Она кивнула, избегая взгляда Маркуса, поскольку отлично понимала, что именно брак короля подтолкнул Альфонса к разрыву помолвки.
Теперь Маркус знал, что делать, и сгорал от нетерпения поскорее уйти. Однако добрый ночной сон обеспечит ему более приличный вид.
— Я едва решаюсь побеспокоить ваших слуг насчет ванны и постели, а вашего конюха насчет того, чтобы он согласился предоставить мне коня в обмен на моего собственного. Это прекрасный скакун, а меня устроит любой мерин, лишь бы слушался. И пожалуйста, передайте дочери, что она должна встретить будущее со всем возможным самообладанием.
На лице Моники проступило облегчение.
— Спасибо, Маркус. Еще со времен твоей службы в доме моего отца я воспринимала тебя как брата. Хотелось бы думать, что со временем ты сможешь снова бывать у нас, даже если рядом с Имоджин будет ее муж.
— Возможно, — с улыбкой ответил он. — Почти наверняка.
Все еще пребывая в зыбком полусне, Виллем начал осознавать, что испытывает удивительное, незнакомое ощущение: рядом с ним под покрывалом лежит теплое, нежное женское тело. В первый момент он не сообразил, кто это, но пахла она приятно и знакомо, и волосы у нее были коротко острижены.
Внезапно сознание полностью прояснилось.
— Ох, господи…
Несмотря на способность менестреля к хитроумным махинациям, это была первая ночь, которую им удалось провести вместе после того совместного похода к проституткам, когда они вообще впервые остались наедине.
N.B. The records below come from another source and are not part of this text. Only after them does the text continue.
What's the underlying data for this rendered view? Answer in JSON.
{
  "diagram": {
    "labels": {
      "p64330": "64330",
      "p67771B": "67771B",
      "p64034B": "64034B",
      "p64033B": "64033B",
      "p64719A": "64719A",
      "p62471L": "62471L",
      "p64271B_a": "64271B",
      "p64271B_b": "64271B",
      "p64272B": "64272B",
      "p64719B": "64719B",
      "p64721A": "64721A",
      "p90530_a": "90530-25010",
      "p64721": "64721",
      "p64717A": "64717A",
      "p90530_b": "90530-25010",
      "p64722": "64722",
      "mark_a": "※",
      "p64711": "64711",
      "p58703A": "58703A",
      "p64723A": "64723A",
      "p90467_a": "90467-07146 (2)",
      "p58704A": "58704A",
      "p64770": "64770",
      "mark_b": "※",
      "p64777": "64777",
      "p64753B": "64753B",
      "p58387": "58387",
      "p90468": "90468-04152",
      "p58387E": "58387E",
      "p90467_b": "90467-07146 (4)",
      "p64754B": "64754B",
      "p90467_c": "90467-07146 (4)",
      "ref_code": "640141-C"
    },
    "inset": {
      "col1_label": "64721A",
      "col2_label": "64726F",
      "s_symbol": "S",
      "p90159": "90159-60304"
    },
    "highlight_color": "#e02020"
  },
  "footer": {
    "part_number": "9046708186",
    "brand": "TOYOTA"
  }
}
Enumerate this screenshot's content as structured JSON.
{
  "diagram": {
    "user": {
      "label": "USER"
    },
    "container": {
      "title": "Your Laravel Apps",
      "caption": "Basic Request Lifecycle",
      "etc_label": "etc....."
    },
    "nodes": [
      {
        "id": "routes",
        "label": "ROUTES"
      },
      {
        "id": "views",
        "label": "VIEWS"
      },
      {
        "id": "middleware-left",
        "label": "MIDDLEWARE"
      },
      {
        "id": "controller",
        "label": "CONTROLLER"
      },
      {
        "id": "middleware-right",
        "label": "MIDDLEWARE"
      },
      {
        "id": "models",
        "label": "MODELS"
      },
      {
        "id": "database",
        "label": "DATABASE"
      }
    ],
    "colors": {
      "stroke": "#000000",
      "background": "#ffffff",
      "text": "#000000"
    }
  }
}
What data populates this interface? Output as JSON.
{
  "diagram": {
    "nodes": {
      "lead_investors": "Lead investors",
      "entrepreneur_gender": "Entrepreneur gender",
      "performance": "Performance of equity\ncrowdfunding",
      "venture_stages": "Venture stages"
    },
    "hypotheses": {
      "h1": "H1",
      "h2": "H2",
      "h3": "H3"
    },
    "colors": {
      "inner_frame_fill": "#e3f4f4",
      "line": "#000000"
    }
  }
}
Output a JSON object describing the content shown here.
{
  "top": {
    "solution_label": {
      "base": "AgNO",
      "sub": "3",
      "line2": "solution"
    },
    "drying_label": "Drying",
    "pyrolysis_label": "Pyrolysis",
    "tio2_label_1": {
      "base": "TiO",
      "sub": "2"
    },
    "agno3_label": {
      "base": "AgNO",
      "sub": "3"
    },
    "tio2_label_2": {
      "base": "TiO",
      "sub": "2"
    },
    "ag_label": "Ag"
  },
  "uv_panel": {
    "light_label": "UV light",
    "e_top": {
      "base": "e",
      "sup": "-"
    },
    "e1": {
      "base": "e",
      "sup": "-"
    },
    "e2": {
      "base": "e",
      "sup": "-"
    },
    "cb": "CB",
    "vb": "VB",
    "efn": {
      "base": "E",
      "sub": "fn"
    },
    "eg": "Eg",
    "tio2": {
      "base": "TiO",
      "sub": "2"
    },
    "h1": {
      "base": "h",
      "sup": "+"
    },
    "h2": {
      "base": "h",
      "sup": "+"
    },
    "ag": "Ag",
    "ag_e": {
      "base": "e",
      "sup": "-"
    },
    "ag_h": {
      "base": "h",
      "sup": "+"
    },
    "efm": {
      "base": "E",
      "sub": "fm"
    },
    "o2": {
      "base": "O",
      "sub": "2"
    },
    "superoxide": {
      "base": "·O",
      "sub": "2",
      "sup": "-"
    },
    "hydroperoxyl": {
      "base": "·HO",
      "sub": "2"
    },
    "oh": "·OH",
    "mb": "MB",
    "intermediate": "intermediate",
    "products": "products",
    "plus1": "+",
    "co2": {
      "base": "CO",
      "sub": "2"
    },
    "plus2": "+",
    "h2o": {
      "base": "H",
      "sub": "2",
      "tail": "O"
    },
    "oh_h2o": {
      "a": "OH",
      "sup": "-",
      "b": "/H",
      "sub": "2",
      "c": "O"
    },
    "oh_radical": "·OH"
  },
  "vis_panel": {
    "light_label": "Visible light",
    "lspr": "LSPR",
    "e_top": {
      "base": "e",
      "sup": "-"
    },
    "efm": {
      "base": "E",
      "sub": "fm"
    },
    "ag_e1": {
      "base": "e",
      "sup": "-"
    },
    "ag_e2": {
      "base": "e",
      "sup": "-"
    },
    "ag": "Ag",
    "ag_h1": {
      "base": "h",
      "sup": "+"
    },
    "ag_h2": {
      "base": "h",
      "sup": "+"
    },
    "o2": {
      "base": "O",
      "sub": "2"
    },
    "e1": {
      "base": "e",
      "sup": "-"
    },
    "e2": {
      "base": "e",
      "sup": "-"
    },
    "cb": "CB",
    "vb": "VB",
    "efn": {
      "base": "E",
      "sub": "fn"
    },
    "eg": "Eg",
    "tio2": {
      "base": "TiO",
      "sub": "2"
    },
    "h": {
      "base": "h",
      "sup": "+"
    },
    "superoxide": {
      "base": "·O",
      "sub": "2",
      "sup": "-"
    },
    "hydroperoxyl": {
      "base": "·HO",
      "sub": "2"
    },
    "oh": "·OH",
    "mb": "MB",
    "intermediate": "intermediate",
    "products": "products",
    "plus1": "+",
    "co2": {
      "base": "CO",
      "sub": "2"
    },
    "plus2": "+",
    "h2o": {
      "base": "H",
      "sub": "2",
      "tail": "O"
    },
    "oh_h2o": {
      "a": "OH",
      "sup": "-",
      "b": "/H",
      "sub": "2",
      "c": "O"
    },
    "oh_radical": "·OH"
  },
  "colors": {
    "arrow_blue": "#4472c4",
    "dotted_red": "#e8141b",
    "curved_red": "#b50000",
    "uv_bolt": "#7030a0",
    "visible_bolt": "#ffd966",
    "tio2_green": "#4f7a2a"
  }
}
Жуглет по-прежнему неусыпно заботилась о репутации Виллема, поэтому за четыре прошедших дня они встречались исключительно на людях, как друзья. Общество Жуглет, даже в компании, доставляло ему такое удовольствие, что он покорно удовлетворялся и этим. Однако прошлым вечером интриганка сумела убедить императора, что ему хочется послушать на ночь пение заезжего миннезингера Альберта Йохансдорфа, а сама отправилась вместе с Виллемом в гостиницу, приняла участие в танцах во дворе, потом незаметно проскользнула в комнату Виллема и дождалась, пока он последует за ней. Она договорилась с Жанеттой, что та до рассвета продержит Эрика у себя. Мальчики и слуга обрадовались, когда хозяин разрешил им эту жаркую, влажную ночь провести во дворе. Таким образом Жуглет и Виллем оказались в комнате одни.
Ни разу в жизни он не просыпался обнаженным рядом с женщиной; удивительно эротичное ощущение. Его рука проскользнула между ее бедер, глаза неотрывно вглядывались в лицо, следя за реакцией.
Жуглет зашевелилась, открыла глаза, посмотрела на него, и мгновенно стряхнула с себя остатки сна: ни разу в жизни она не просыпалась обнаженной рядом с мужчиной. Во взгляде мелькнуло удивление, но потом она расслабилась, улыбнулась, протянула руку и нежно погладила его по лицу. Он склонился над ней и поцеловал в губы, чувствуя, как в нем нарастает желание…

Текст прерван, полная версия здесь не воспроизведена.